Farm Progress

George and LaDonna Brown will sell antique tractor collection at 3i Show

Carr Auction and Real Estate will conduct an auction to sell the well-known tractor collection.

Walt Davis 1, Editor

August 2, 2017

4 Min Read
UP FOR AUCTION: A dozen John Deere antique tractors, including this 1929 steel-wheeled model, along with three McCormick Deering tractors, a John Deere 10-foot binder, canvasses and binder twine and an electric golf cart will be auctioned at this year’s 3i Show as George and LaDonna Brown exit the tractor show circuit.

Regular visitors to the annual 3i Show have fond memories of strolling through the exhibit brought to the show by George and LaDonna Brown — a collection of John Deere and McCormick Deering International antique tractors.

This year, any of those visitors who have yearned to own one or more of those beauties will get the chance of a lifetime. On Saturday, Oct. 14, the last day of the show, Carr Auction and Real Estate of Larned will conduct an auction to sell 12 John Deere tractors ranging in age from a 1929 Model D to a 1960 830, with many models in between.

Three McCormick Deering International tractors will also be auctioned off as well as a John Deere 10-foot Grain Binder with show canvases and binder twine and a E-Z-Go customized golf cart with an umbrella that are part of the Brown collection.

“LaDonna and I will celebrate our 60th wedding anniversary on Sept. 1,” George says. “We discussed it, and we decided it is time to let go of them. We got married in Hawaii in 1957 when I was still in the Navy. LaDonna was from Dodge City, and we moved back here.”

For more than 20 years, the Browns have been restoring and showing antique tractors.

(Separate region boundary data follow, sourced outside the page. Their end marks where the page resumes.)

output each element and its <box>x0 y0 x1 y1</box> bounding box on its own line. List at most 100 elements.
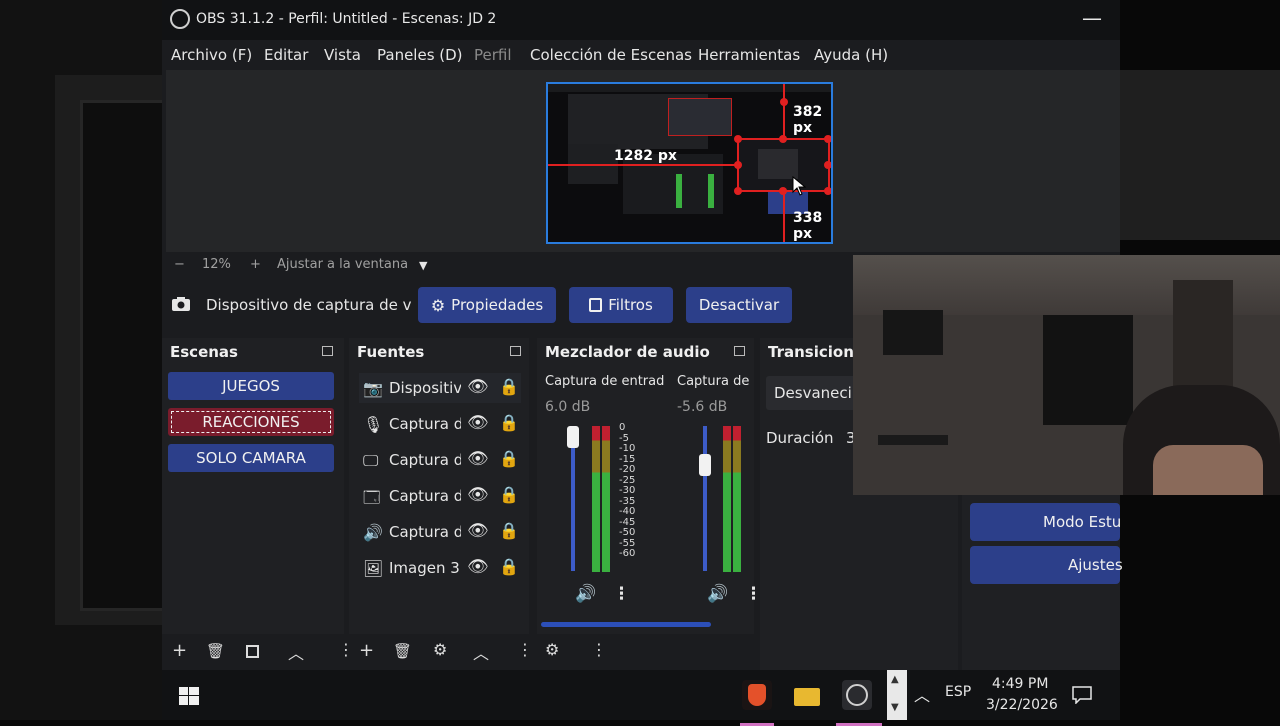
scene-filters-icon[interactable] <box>246 645 259 658</box>
advanced-audio-gear-icon[interactable]: ⚙ <box>545 640 559 659</box>
visibility-eye-icon[interactable]: 👁 <box>467 413 489 433</box>
zoom-dropdown-icon[interactable]: ▼ <box>419 259 427 272</box>
scene-reacciones[interactable]: REACCIONES <box>168 408 334 436</box>
visibility-eye-icon[interactable]: 👁 <box>467 521 489 541</box>
channel-2-mute-speaker-icon[interactable]: 🔊 <box>707 584 728 604</box>
scroll-up-icon[interactable]: ▲ <box>891 674 899 685</box>
studio-mode-button[interactable]: Modo Estu <box>970 503 1121 541</box>
transition-type-select[interactable]: Desvanecir <box>766 376 858 410</box>
lock-icon[interactable]: 🔒 <box>499 449 519 468</box>
obs-taskbar-icon[interactable] <box>836 680 882 726</box>
channel-1-slider-knob[interactable] <box>567 426 579 448</box>
source-item[interactable]: 🖵 Captura d 👁 🔒 <box>359 445 521 475</box>
channel-1-mute-speaker-icon[interactable]: 🔊 <box>575 584 596 604</box>
source-item[interactable]: 📷 Dispositiv 👁 🔒 <box>359 373 521 403</box>
minimize-button[interactable]: — <box>1082 6 1102 30</box>
properties-label: Propiedades <box>451 296 544 314</box>
menu-editar[interactable]: Editar <box>264 46 308 64</box>
webcam-bar-object <box>878 435 948 445</box>
menu-coleccion-escenas[interactable]: Colección de Escenas <box>530 46 692 64</box>
zoom-in-button[interactable]: + <box>250 257 261 272</box>
add-source-icon[interactable]: + <box>359 640 374 661</box>
visibility-eye-icon[interactable]: 👁 <box>467 449 489 469</box>
source-item[interactable]: 🎙 Captura d 👁 🔒 <box>359 409 521 439</box>
preview-area[interactable]: 1282 px 382 px 338 px <box>166 70 1120 252</box>
menu-herramientas[interactable]: Herramientas <box>698 46 800 64</box>
scroll-down-icon[interactable]: ▼ <box>891 702 899 713</box>
undock-icon[interactable] <box>734 346 745 356</box>
resize-handle-e[interactable] <box>824 161 831 169</box>
fit-to-window-button[interactable]: Ajustar a la ventana <box>277 257 408 272</box>
source-item[interactable]: 🔊 Captura d 👁 🔒 <box>359 517 521 547</box>
resize-handle-top-guide[interactable] <box>780 98 788 106</box>
menu-perfil[interactable]: Perfil <box>474 46 512 64</box>
source-item[interactable]: 🗔 Captura d 👁 🔒 <box>359 481 521 511</box>
visibility-eye-icon[interactable]: 👁 <box>467 557 489 577</box>
undock-icon[interactable] <box>510 346 521 356</box>
resize-handle-s[interactable] <box>779 187 787 195</box>
source-label: Captura d <box>389 523 461 541</box>
file-explorer-icon[interactable] <box>792 680 822 710</box>
undock-icon[interactable] <box>322 346 333 356</box>
resize-handle-ne[interactable] <box>824 135 831 143</box>
filters-button[interactable]: Filtros <box>569 287 673 323</box>
move-scene-up-icon[interactable]: ︿ <box>288 640 304 664</box>
mixer-title: Mezclador de audio <box>545 343 710 361</box>
scene-solo-camara[interactable]: SOLO CAMARA <box>168 444 334 472</box>
zoom-level: 12% <box>202 257 231 272</box>
properties-button[interactable]: ⚙ Propiedades <box>418 287 556 323</box>
settings-label: Ajustes <box>1068 556 1123 574</box>
preview-canvas[interactable]: 1282 px 382 px 338 px <box>546 82 833 244</box>
delete-source-icon[interactable]: 🗑 <box>393 642 412 660</box>
clock-time[interactable]: 4:49 PM <box>992 676 1048 692</box>
language-indicator[interactable]: ESP <box>945 684 971 700</box>
resize-handle-nw[interactable] <box>734 135 742 143</box>
lock-icon[interactable]: 🔒 <box>499 521 519 540</box>
mixer-more-icon[interactable]: ⋮ <box>591 640 607 659</box>
source-label: Imagen 3 <box>389 559 460 577</box>
menu-paneles[interactable]: Paneles (D) <box>377 46 463 64</box>
source-label: Captura d <box>389 415 461 433</box>
taskbar-scroll[interactable]: ▲ ▼ <box>887 670 907 720</box>
source-properties-gear-icon[interactable]: ⚙ <box>433 640 447 659</box>
resize-handle-se[interactable] <box>824 187 831 195</box>
resize-handle-sw[interactable] <box>734 187 742 195</box>
clock-date[interactable]: 3/22/2026 <box>986 697 1058 713</box>
lock-icon[interactable]: 🔒 <box>499 413 519 432</box>
mixer-horizontal-scrollbar[interactable] <box>541 622 711 627</box>
deactivate-button[interactable]: Desactivar <box>686 287 792 323</box>
add-scene-icon[interactable]: + <box>172 640 187 661</box>
lock-icon[interactable]: 🔒 <box>499 485 519 504</box>
window-icon: 🗔 <box>363 488 381 507</box>
windows-start-icon[interactable] <box>179 687 199 705</box>
delete-scene-icon[interactable]: 🗑 <box>206 642 225 660</box>
menu-ayuda[interactable]: Ayuda (H) <box>814 46 888 64</box>
visibility-eye-icon[interactable]: 👁 <box>467 485 489 505</box>
settings-button[interactable]: Ajustes <box>970 546 1123 584</box>
channel-2-slider-knob[interactable] <box>699 454 711 476</box>
source-item[interactable]: 🖼 Imagen 3 👁 🔒 <box>359 553 521 583</box>
mini-meter-1 <box>676 174 682 208</box>
channel-1-menu-icon[interactable]: ⋮ <box>613 584 630 604</box>
sources-title: Fuentes <box>357 343 425 361</box>
channel-2-volume-slider[interactable] <box>703 426 707 571</box>
show-hidden-icons-chevron-icon[interactable]: ︿ <box>914 682 930 706</box>
lock-icon[interactable]: 🔒 <box>499 377 519 396</box>
menu-archivo[interactable]: Archivo (F) <box>171 46 252 64</box>
source-label: Captura d <box>389 451 461 469</box>
resize-handle-w[interactable] <box>734 161 742 169</box>
move-source-up-icon[interactable]: ︿ <box>473 640 489 664</box>
lock-icon[interactable]: 🔒 <box>499 557 519 576</box>
notification-center-icon[interactable] <box>1072 686 1092 704</box>
mixer-dock-toolbar: ⚙ ⋮ <box>537 634 754 670</box>
visibility-eye-icon[interactable]: 👁 <box>467 377 489 397</box>
mini-titlebar <box>548 84 831 92</box>
menu-vista[interactable]: Vista <box>324 46 361 64</box>
resize-handle-n[interactable] <box>779 135 787 143</box>
sources-more-icon[interactable]: ⋮ <box>517 640 533 659</box>
channel-1-meter-left <box>592 426 600 572</box>
scene-juegos[interactable]: JUEGOS <box>168 372 334 400</box>
brave-browser-icon[interactable] <box>740 680 774 726</box>
zoom-out-button[interactable]: − <box>174 257 185 272</box>
transition-type-value: Desvanecir <box>774 384 858 402</box>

“We’ve bought them mostly from farmers around Kansas and Nebraska who wanted to sell them to someone who wanted to fix them up,” George says. “I’ve got two sheds. One is my shop and the other is for storage. My storage is pretty much full now.”

George says he was an aircraft mechanic in the Navy, and after the Navy, he worked as an aircraft mechanic, rebuilding engines.

“I’ve done 221 engines in 27 years on the job as an A & P [airframe and power plant] mechanic,” he says. “Rebuilding tractors and taking them to shows has been my hobby most of that time. We’ve tried to give them what they need and put them back to looking like they did when they were new. LaDonna has researched the history on each tractor I’ve done. Every one of them has a story to tell.”

George says he and LaDonna have seen a lot of the country and met a lot of nice people at tractor shows. “I can always tell when a person walks into an antique display what they worked on,” he says. “They walk right up to the model they remember.” He says a driving factor in the decision to sell the tractors is the fact that the heyday of antique tractor shows has passed.

“A lot of the small shows have closed down, and some of the bigger shows that used to be three days are down to one day. Someday all this will be a thing of the past, and the only place you’ll see these tractors is in a museum somewhere.”

George says as tractors got bigger and bigger, there were fewer of them — even older ones — that made it to shows because transporting them has become too difficult.

“Most of mine weigh between 3,000 and 8,000 pounds,” he says. “I usually haul two and she hauls two when we go to a show. The newer models are up to 16,000 or 24,000 pounds, and that isn’t that easy to transport.”

George acknowledges that the auction is likely to provide him quite a nest egg for his retirement years, and he hasn’t decided yet what he might spend some of the profits on.

“I know I’d better not go buy a tractor with it; she’ll shoot me,” he jokes.

He says he will be busy in life after antique tractor shows, however.

“I won’t be sitting around watching television, I know that. I have some neighbors and friends who have asked me to do some rebuilding work for them. I might do that. Heck, I might go get me a job somewhere. LaDonna is going on 18 years working at Walmart, and she enjoys her work. My doctor always tells me to keep moving and keep doing something. It keeps you healthier.”

He says he will miss the shows, especially the 3i Show.

“Sometimes you might wish you could go a ways,” he says. “I’m the baby of a dozen kids; there are only four of us left now. I can remember when our ring was a long and two shorts, and you sometimes had to get the neighbors to hang up before you could hear who was calling. Nowadays, I have a flip cellphone. I don’t do internet, and I don’t text. The missus, she’s on the internet some, but not me.”

The antique tractor auction will be held at noon on Saturday, Oct. 14, in the dirt side of the Western State Bank Expo Arena. Online proxi-bids will coincide with live, on-site bidding.